Per quanto riguarda l’uccisione dell’animale, questo deve essere rivolto verso la Mecca, città sacra per i musulmani. Inoltre, deve essere praticata con un taglio unico e netto, con il quale recidere con un solo colpo carotide, esofago, giugulare e trachea dell’animale. Proprio questo taglio netto, secondo i musulmani, assicurerebbe che agli animali non siano inferte sofferenze inutili. Gli animali muoiono quindi per un completo dissanguamento.
Tutto il sangue che ne sgorga viene eliminato, perché, come visto in precedenza, è considerato proibito. Per rispettare questa norma, è necessario che chi esegue la macellazione sia certo che tutto il sangue sia ormai defluito dal corpo, evitando possibili residui nella carcassa. Solo dopo questo accertamento è possibile proseguire con le altre lavorazioni.
La certificazione per la carne halal
Come abbiamo accennato, per essere considerata halal senza nessuna sorta di dubbio, è necessario che la carne abbia una certificazione che lo attesti. Tuttavia, bisogna sottolineare come non esista ad oggi una regolamentazione a livello internazionale a riguardo, per via proprio delle differenti interpretazioni del Corano analizzate in precedenza.

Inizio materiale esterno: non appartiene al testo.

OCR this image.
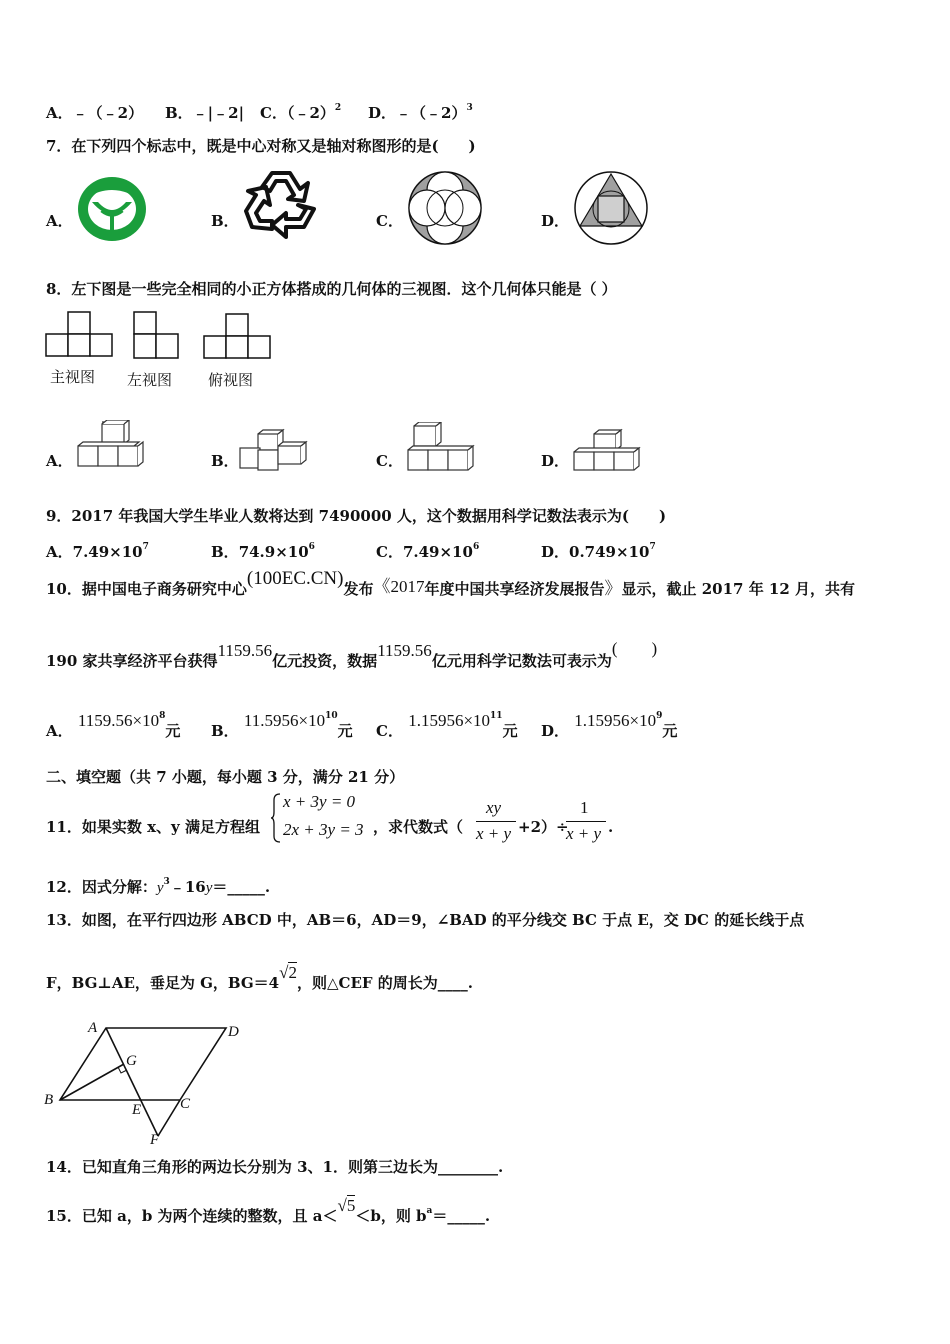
A．﹣（﹣2） B．﹣|﹣2| C．（﹣2）$^2$ D．﹣（﹣2）$^3$
7．在下列四个标志中，既是中心对称又是轴对称图形的是(　　)
A．	B．	C．	D．
8．左下图是一些完全相同的小正方体搭成的几何体的三视图．这个几何体只能是（ ）
主视图 左视图 俯视图
A．	B．	C．	D．
9．2017 年我国大学生毕业人数将达到 7490000 人，这个数据用科学记数法表示为(　　)
A．$7.49\times 10^7$	B．$74.9\times 10^6$	C．$7.49\times 10^6$	D．$0.749\times 10^7$
10．据中国电子商务研究中心(100EC.CN)发布《2017年度中国共享经济发展报告》显示，截止 2017 年 12 月，共有
190 家共享经济平台获得1159.56亿元投资，数据1159.56亿元用科学记数法可表示为(　　)
A． $1159.56\times 10^8$元 B． $11.5956\times 10^{10}$元 C． $1.15956\times 10^{11}$元 D． $1.15956\times 10^9$元
二、填空题（共 7 小题，每小题 3 分，满分 21 分）
11．如果实数 x、y 满足方程组
x + 3y = 0
2x + 3y = 3 ，求代数式（
xy
x + y +2）÷
1
x + y .
12．因式分解：$y^3﹣16y=\_\_\_\_\_$.
13．如图，在平行四边形 ABCD 中，AB＝6，AD＝9，∠BAD 的平分线交 BC 于点 E，交 DC 的延长线于点
F，BG⊥AE，垂足为 G，BG＝4√2，则△CEF 的周长为____.
A	D
G
B
E	C
F
14．已知直角三角形的两边长分别为 3、1．则第三边长为________.
15．已知 a，b 为两个连续的整数，且 a＜√5＜b，则 $b^a=\_\_\_\_\_$.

Esistono però degli enti preposti alla certificazione, i quali non solo vanno a verificare il processo di macellazione, ma si interessano di tutta la catena produttiva della carne: dalla logistica allo stoccaggio, dal trasporto alla destinazione finale.
Questo permette di assicurare ai consumatori che la carne non sia entrata in nessun modo in contatto con sostanze ritenute proibite dalla religione islamica. In tal senso, è sempre bene, sia per il consumatore ma anche per un ristoratore che vuole inserirla nel proprio menu, che si controlli l’etichetta, in modo tale che non si abbiano spiacevoli sorprese, riguardanti per esempio condimenti o conservanti fatti con ingredienti proibiti, come l’alcol, o la gelatina.
Chiudiamo l’articolo di oggi con un accenno a quella parte controversa e spesso criticata a cui abbiamo accennato, ossia il fatto che l’animale debba essere cosciente al momento dell’uccisione. Ciò è in evidente contrasto con il regolamento europeo relativo alla protezione degli animali, che tutela gli animali anche nel momento dell’abbattimento.
Tuttavia, la legislazione comunitaria prevede anche il diritto di deroga per gli Stati, in modo tale che tale macellazione rituale sia concessa a livello nazionale.
In alcuni Paesi, come Danimarca, Norvegia, Svezia, Belgio e Svizzera, la macellazione rituale è vietata del tutto, mentre in Italia e in altri Stati la legge consente lo stordimento dell’animale prima dell’avvio del processo di macellazione, in modo tale da evitargli sofferenze ritenute inutili.